11 avril 2023 | tiré de mediapart.fr | Photo : © Photo Magali Cohen / Hans Lucas via AFP
L’inflation annuelle sur les prix de l’alimentation s’élève à 15,4 %, au plus haut depuis 1985. Et l’Inseen’est guère optimiste pour la suite : le phénomène inflationniste va s’inscrire dans la durée et dans le quotidien. L’institut de la statistique souligne que les Français·es préfèrent réduire les quantités achetées plutôt que de fréquenter des enseignes moins onéreuses ou de qualité moindre. En clair, une partie des personnes mangent moins pour sauvegarder leur budget. Les chiffres globaux de la consommation alimentaire affichent ainsi une baisse de 4,5 % sur 2022, et de 8,5 % sur le mois de décembre.
L’économiste Florence Jany-Catrice, professeure à l’université de Lille et chercheuse au Centre lillois d’études et de recherches sociologiques et économiques, explique pourquoi cette inflation provoque non seulement « une baisse du pouvoir d’achat », mais « un accroissement des inégalités ».
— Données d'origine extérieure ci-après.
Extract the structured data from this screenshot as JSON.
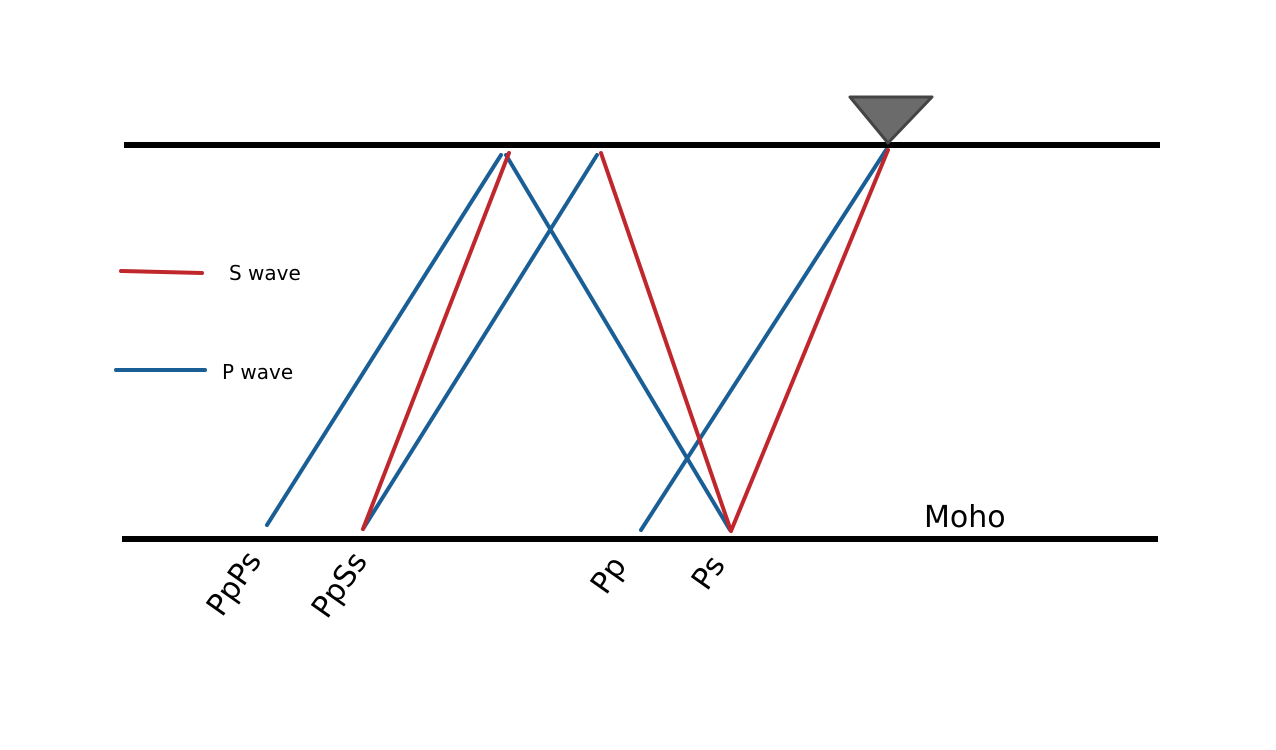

Mediapart : Les chiffres de l’inflation sont inédits, les plus précaires sont forcément les plus touchés. Quel effet a-t-elle sur les personnes les plus fragiles ?
Florence Jany-Catrice : L’inflation a des effets très réels sur les ménages, et elle provoque de toute évidence une paupérisation croissante de la population la plus fragile économiquement. Malgré les difficultés à mesurer l’inflation par catégorie sociale, les statistiques de l’Insee montrent qu’il y a près de 1 point d’écart d’inflation entre les pauvres et les riches. Cette inflation provoque donc une baisse du pouvoir d’achat et en même temps un accroissement des inégalités.
Cet écart d’inflation entre ménages riches et ménages modestes est lié à des comportements de consommation différents : les ménages les plus pauvres consomment plus de produits alimentaires et engagent davantage de dépenses d’énergie en proportion évidemment de leur dépense totale. Or, ce sont deux postes dont les prix ont explosé d’une manière assez inédite, en tout cas pour l’alimentaire (+ 14 % sur un an) : les ménages les plus modestes sont ainsi fortement touchés. J’insiste un peu car ces chiffres d’inflation sur l’alimentaire sont les plus élevés depuis les années 1990, et parmi les plus élevés depuis les années… 1950.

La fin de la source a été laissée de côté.